We're now left with BB for bb.
B → b | bS | aBB
Then we have to replace leftmost B by one of its choices (B → b). In the end we receive the following derivation:
S → aB → aaBB → aabB → aabb
Push-down automaton.
A stack is FILO list. The PDA operates by popping the stack (that contains stack alphabet) and reading an input symbol.
These two symbols give us a choice of several lists of stack symbols to be pushed back on the stack.
So there is a mapping of (input symbol, stack symbol) pairs to lists of stack symbols.
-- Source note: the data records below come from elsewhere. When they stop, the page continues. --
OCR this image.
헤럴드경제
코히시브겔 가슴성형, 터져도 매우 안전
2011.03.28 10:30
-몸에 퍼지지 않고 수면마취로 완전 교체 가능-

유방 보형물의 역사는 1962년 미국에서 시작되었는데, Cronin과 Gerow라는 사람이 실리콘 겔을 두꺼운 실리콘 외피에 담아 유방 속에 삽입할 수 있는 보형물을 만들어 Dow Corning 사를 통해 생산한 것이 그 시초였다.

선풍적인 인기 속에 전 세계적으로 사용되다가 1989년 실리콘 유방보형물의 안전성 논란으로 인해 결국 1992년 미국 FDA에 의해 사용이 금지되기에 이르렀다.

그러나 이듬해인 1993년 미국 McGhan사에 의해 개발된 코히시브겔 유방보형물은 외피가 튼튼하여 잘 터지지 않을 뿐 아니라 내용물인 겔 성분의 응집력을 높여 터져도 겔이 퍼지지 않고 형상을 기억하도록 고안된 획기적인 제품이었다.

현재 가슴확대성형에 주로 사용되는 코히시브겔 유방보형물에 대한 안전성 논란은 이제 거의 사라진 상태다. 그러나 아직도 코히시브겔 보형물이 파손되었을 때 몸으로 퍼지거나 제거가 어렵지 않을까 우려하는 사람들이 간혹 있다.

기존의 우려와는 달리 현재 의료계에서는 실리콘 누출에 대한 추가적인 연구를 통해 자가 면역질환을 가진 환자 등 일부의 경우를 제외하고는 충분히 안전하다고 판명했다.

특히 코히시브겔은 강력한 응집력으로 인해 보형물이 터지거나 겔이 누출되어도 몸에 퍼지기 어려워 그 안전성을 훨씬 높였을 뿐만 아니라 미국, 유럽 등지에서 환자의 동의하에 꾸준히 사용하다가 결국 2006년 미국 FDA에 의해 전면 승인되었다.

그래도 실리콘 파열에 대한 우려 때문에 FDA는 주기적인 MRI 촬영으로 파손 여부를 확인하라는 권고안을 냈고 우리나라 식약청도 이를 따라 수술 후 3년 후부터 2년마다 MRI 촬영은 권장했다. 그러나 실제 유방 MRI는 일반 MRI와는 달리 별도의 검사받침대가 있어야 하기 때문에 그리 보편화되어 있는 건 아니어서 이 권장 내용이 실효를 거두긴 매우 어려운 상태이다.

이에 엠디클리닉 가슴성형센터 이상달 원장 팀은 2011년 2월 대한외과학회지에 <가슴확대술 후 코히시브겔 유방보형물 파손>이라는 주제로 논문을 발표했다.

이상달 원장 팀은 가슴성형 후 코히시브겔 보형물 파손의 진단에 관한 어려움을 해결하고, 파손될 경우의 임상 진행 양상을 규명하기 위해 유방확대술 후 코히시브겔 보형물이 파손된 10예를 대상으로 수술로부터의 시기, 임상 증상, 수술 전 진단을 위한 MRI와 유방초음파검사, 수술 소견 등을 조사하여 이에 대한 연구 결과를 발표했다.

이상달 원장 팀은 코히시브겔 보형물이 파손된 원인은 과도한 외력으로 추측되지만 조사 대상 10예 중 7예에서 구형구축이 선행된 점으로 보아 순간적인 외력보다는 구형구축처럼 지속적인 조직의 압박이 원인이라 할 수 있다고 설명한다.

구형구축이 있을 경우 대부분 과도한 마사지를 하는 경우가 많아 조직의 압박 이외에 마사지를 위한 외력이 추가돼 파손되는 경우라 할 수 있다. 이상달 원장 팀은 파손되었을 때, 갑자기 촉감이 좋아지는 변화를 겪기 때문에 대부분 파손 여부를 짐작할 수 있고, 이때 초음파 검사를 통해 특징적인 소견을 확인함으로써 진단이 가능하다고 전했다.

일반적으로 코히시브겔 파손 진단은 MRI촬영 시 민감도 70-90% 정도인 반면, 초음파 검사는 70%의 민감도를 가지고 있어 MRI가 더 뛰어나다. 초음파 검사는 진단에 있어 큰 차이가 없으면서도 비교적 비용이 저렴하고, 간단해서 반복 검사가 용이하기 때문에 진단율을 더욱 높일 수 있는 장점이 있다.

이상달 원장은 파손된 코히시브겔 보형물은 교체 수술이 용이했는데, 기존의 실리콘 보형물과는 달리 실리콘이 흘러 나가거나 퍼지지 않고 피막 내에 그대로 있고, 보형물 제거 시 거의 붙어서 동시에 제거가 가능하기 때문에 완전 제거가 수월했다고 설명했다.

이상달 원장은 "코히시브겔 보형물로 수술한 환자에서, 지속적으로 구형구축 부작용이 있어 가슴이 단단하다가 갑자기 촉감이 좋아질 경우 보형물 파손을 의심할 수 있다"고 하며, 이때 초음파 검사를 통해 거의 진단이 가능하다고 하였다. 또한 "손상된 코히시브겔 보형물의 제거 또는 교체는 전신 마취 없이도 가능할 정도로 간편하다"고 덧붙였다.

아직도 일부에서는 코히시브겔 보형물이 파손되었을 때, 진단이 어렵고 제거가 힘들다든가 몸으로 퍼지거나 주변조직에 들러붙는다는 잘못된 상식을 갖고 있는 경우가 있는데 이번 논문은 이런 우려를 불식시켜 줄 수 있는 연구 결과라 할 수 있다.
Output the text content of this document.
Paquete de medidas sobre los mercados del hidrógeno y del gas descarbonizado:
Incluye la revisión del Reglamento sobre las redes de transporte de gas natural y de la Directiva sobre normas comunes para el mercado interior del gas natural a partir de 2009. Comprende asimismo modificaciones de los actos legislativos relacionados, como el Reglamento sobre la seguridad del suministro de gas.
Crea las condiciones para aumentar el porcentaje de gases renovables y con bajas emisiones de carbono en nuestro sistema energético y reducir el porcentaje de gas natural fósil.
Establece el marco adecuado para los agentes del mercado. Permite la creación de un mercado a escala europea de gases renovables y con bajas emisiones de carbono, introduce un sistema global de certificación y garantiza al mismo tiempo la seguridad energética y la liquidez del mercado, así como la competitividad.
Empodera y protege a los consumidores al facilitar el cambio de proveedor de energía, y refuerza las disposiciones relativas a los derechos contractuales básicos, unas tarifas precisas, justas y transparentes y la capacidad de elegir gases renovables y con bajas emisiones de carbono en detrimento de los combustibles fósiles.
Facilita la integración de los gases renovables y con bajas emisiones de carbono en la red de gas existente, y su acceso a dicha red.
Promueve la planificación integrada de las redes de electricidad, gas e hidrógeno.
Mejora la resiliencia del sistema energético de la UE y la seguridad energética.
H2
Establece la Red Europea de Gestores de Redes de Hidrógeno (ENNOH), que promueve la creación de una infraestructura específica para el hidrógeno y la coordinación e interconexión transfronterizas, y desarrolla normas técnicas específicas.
The automaton accepts the input sentence when the stack is empty at the end of the input.
Breadth-first Top-Down Parsing
Two different strategies to go through decision tree – breadth-first and depth-first.
In breadth-first we maintain a list of all possible predictions.
We process it in the following way:
If there's non-terminal on top, we replace the prediction stack by several new predictions stacks, depending on the choices for this non-terminal
If we have a terminal, we can eliminate all the prediction stacks that do not match.
Depth-first (Backtracking) Parsers
The breadth-first method uses too much memory, because it stores a list of all possible predictions.
The depth-first method doesn't have this problem because we look at only one path at a time.
Firstly we examine the path, if it turns out to be a failure, we roll back our actions and continue with other possibilities.
Backtracking
• Sometimes we have multiple right-hand sides and we have to choose one.
• But if we choose the wrong one, we come to a dead end.
• So, we have to go back to the point where we made the choice, and try an alternative path.
• We do this until we succeed, or run out of choices.
Conclusion
We always process the leftmost symbol of the prediction.
If this symbol is a terminal, we have no choice: we have to match it with the current input symbol or reject the parse.
If this symbol is a non-terminal, we have to make a prediction, it has to be replaced by one of its right-hand sides. Thus, we always process the leftmost non-terminal first, so we get a leftmost derivation.
As a result, a top-down method recognizes the nodes of the parse tree in pre-order: the parent is identified before any of its children.